Police forces agree Hillsborough compensation for 601 victims

South Yorkshire Police and West Midlands Police have agreed to pay damages following a civil claim for misfeasance in a public office on behalf of 601 claimants, solicitors representing the victims of the Hillsborough disaster have said.

Jun 4, 2021
By Website Editor
96 Liverpool supporters were killed in the 1989 FA Cup semi-final tie between Nottingham Forest and Liverpool

A spokesman for Saunders Law, the lead solicitors for the group litigation, said the claim was started in 2015 and agreed earlier this year, but could not be reported until the conclusion of the trial of former South Yorkshire Police chief superintendent Donald Denton, 83, retired detective chief inspector Alan Foster, 74, and Peter Metcalf, 71, who acted as solicitor for the force.

The three men, who were accused of amending police officers’ statements to minimise blame on the force, were each cleared of two counts of perverting the course of justice last week after a judge ruled there was no case to answer.

The bereaved families will receive the compensation for the campaign which sought to blame fans rather than the police for the disaster which families of the victims claim was a cover-up.

The Saunders Law spokesman said: “Through this civil claim for misfeasance in a public office, 601 victims sought justice and accountability for the deliberate, orchestrated and thoroughly dishonest police cover-up that supressed the truth about the responsibility of the police and blamed the football supporters for the horrific events that unfolded at the Hillsborough Stadium on April 15 1989.”

The disaster at Sheffield Wednesday’s stadium which led to the deaths of 96 Liverpool fans at the 1989 FA Cup semi-final was investigated by West Midlands Police.

Lawyers said the cover-up had caused additional psychiatric injury to the survivors of the disaster and the families of those who died.

The spokesman added: “The settlement of these claims marks the end of an unparalleled and extraordinary fight for justice by the victims and their families.”

In 2012, then-chief constable of South Yorkshire Police David Crompton apologised for a cover-up following the publication of the Hillsborough Independent Panel report.

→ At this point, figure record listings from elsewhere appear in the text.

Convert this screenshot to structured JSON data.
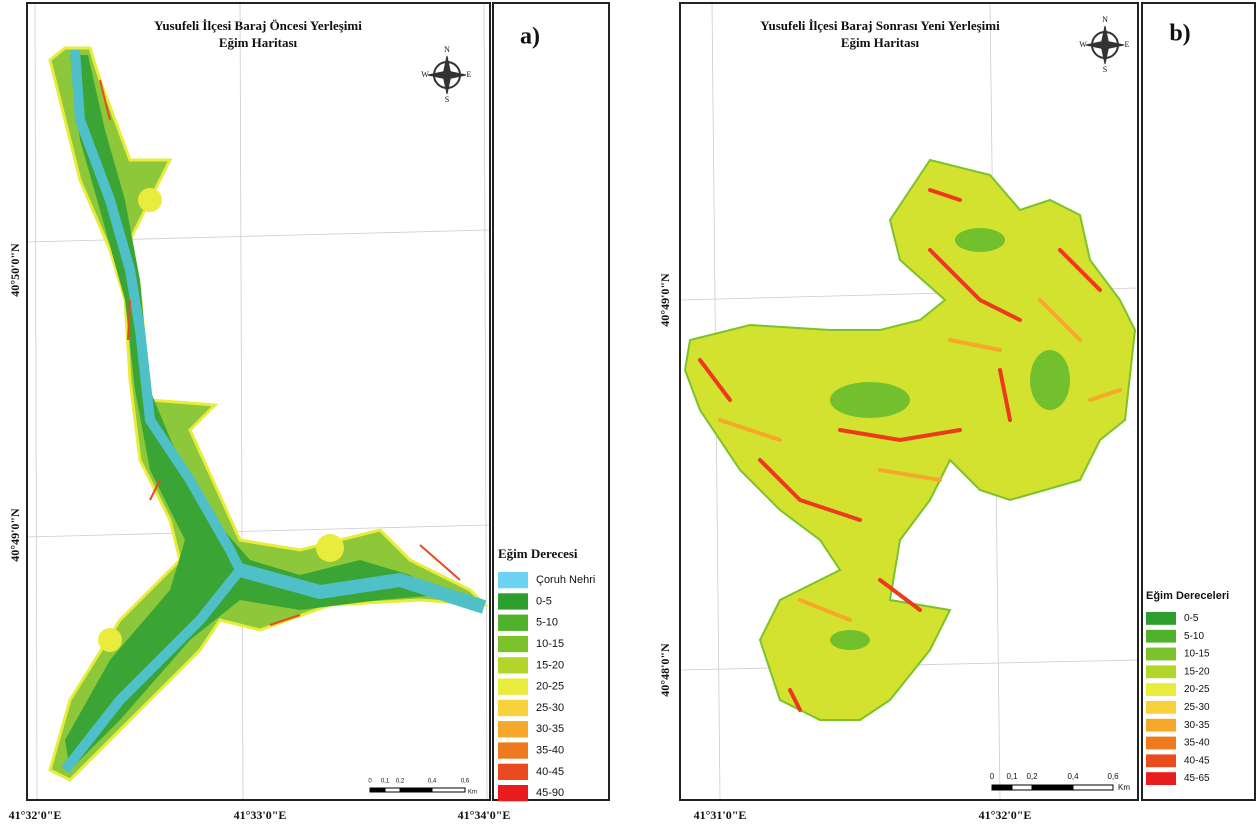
{
  "panels": [
    {
      "label": "a)",
      "title": [
        "Yusufeli İlçesi Baraj Öncesi Yerleşimi",
        "Eğim Haritası"
      ],
      "compass": {
        "n": "N",
        "s": "S",
        "e": "E",
        "w": "W"
      },
      "lat_labels": [
        "40°50'0\"N",
        "40°49'0\"N"
      ],
      "lon_labels": [
        "41°32'0\"E",
        "41°33'0\"E",
        "41°34'0\"E"
      ],
      "scale": {
        "labels": [
          "0",
          "0,1",
          "0,2",
          "0,4",
          "0,6"
        ],
        "unit": "Km"
      },
      "legend": {
        "title": "Eğim Derecesi",
        "items": [
          {
            "label": "Çoruh Nehri",
            "color": "#6cd3f5"
          },
          {
            "label": "0-5",
            "color": "#2e9e2e"
          },
          {
            "label": "5-10",
            "color": "#4fb22a"
          },
          {
            "label": "10-15",
            "color": "#7cc22a"
          },
          {
            "label": "15-20",
            "color": "#b3d62a"
          },
          {
            "label": "20-25",
            "color": "#e9ec3c"
          },
          {
            "label": "25-30",
            "color": "#f7d23a"
          },
          {
            "label": "30-35",
            "color": "#f6a82a"
          },
          {
            "label": "35-40",
            "color": "#ef7a1e"
          },
          {
            "label": "40-45",
            "color": "#e94a1e"
          },
          {
            "label": "45-90",
            "color": "#e81c1c"
          }
        ]
      }
    },
    {
      "label": "b)",
      "title": [
        "Yusufeli İlçesi Baraj Sonrası Yeni Yerleşimi",
        "Eğim Haritası"
      ],
      "compass": {
        "n": "N",
        "s": "S",
        "e": "E",
        "w": "W"
      },
      "lat_labels": [
        "40°49'0\"N",
        "40°48'0\"N"
      ],
      "lon_labels": [
        "41°31'0\"E",
        "41°32'0\"E"
      ],
      "scale": {
        "labels": [
          "0",
          "0,1",
          "0,2",
          "0,4",
          "0,6"
        ],
        "unit": "Km"
      },
      "legend": {
        "title": "Eğim Dereceleri",
        "items": [
          {
            "label": "0-5",
            "color": "#2e9e2e"
          },
          {
            "label": "5-10",
            "color": "#4fb22a"
          },
          {
            "label": "10-15",
            "color": "#7cc22a"
          },
          {
            "label": "15-20",
            "color": "#b3d62a"
          },
          {
            "label": "20-25",
            "color": "#e9ec3c"
          },
          {
            "label": "25-30",
            "color": "#f7d23a"
          },
          {
            "label": "30-35",
            "color": "#f6a82a"
          },
          {
            "label": "35-40",
            "color": "#ef7a1e"
          },
          {
            "label": "40-45",
            "color": "#e94a1e"
          },
          {
            "label": "45-65",
            "color": "#e81c1c"
          }
        ]
      }
    }
  ]
}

New inquests, which concluded in 2016, found that the 96 men, women and children who died were unlawfully killed and fans played no part in the causes of the disaster.

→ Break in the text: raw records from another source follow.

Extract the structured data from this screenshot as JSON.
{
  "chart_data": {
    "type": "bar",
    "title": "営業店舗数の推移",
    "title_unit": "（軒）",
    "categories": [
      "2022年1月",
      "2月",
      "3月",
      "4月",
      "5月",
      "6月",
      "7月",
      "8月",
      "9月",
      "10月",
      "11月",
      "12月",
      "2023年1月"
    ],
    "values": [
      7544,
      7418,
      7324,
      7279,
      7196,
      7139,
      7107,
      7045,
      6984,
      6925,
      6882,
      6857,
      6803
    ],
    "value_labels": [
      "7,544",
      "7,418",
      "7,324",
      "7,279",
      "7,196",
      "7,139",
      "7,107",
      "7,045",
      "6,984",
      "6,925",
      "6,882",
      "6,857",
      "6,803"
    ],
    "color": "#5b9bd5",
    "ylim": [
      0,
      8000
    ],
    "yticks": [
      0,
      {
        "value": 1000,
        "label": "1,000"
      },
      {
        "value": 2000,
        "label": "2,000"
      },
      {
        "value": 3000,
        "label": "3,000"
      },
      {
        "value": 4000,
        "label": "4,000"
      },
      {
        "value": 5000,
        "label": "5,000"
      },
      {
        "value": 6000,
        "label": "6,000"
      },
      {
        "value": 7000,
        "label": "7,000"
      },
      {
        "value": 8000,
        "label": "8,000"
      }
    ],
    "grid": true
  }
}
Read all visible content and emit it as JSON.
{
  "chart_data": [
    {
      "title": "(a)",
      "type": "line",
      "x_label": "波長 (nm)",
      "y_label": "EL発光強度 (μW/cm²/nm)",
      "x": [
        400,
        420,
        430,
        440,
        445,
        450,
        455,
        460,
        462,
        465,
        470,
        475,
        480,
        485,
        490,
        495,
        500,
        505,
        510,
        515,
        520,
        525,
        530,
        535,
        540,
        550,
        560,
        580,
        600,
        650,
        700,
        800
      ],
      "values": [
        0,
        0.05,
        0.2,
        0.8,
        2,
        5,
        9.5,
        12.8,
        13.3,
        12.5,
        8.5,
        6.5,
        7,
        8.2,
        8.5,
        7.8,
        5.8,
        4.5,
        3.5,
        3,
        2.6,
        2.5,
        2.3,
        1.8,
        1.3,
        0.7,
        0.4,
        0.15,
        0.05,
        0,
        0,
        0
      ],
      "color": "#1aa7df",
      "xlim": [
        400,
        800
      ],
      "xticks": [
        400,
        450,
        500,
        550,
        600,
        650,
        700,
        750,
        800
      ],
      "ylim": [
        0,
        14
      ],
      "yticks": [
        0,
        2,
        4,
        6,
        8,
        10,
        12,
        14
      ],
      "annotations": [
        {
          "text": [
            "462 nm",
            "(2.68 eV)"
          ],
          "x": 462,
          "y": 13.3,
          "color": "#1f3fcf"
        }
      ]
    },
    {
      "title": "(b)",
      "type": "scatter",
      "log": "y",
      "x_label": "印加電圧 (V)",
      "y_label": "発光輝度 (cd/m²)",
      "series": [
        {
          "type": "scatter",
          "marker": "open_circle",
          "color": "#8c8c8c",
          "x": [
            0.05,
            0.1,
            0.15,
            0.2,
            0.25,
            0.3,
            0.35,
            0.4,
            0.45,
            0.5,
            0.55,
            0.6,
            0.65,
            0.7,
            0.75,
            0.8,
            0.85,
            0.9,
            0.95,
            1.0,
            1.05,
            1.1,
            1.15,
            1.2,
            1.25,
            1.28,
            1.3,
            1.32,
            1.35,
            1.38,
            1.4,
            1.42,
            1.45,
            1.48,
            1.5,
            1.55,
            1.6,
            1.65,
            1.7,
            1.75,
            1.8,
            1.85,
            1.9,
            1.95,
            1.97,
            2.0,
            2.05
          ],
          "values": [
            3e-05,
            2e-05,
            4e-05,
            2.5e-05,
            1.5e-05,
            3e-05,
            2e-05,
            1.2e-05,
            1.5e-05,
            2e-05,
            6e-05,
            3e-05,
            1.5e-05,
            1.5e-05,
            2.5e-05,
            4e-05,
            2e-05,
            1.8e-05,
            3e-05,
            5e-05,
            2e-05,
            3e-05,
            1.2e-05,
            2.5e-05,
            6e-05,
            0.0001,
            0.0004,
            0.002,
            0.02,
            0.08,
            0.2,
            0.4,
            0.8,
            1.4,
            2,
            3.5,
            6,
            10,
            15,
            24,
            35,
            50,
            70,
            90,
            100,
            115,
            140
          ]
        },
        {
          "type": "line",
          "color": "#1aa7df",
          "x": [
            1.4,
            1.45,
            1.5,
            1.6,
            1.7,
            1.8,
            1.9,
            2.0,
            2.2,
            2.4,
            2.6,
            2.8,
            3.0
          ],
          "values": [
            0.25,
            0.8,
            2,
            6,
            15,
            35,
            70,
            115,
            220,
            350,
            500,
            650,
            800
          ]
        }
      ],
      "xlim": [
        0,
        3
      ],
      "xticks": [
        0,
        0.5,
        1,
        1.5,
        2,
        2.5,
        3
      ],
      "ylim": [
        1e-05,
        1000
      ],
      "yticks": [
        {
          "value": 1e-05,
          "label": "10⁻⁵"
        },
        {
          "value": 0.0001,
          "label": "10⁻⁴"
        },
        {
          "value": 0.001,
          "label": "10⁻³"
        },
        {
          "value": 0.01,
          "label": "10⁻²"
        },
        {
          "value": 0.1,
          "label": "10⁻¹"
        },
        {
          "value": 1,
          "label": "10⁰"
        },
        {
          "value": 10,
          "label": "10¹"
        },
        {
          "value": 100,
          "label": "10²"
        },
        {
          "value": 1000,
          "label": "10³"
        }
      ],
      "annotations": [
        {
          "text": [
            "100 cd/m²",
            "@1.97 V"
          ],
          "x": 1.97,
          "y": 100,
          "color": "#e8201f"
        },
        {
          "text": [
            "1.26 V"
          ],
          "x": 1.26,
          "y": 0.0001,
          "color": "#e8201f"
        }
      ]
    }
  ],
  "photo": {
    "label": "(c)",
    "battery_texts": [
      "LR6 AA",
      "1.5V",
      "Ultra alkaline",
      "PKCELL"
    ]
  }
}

In the statement, Saunders Law said there had been “an almost complete failure of the justice system to deliver justice” and called on the Government to implement a Hillsborough Law, which would include a duty of candour for public officials.

The spokesman said: “We trust that this settlement will put an end to any fresh attempts to rewrite the record and wrongly claim that there was no cover-up.

“In so commenting, we contrast the dignity of the bereaved families and the supporters with the conduct of those who still seek to peddle the discredited lies of the past.”

The law firm said the police forces will pay damages to compensate each claimant for injuries they suffered and provide access to a treatment fund for further psychiatric treatment or counselling.

In cases where claimants have died, the compensation will be paid to their estate.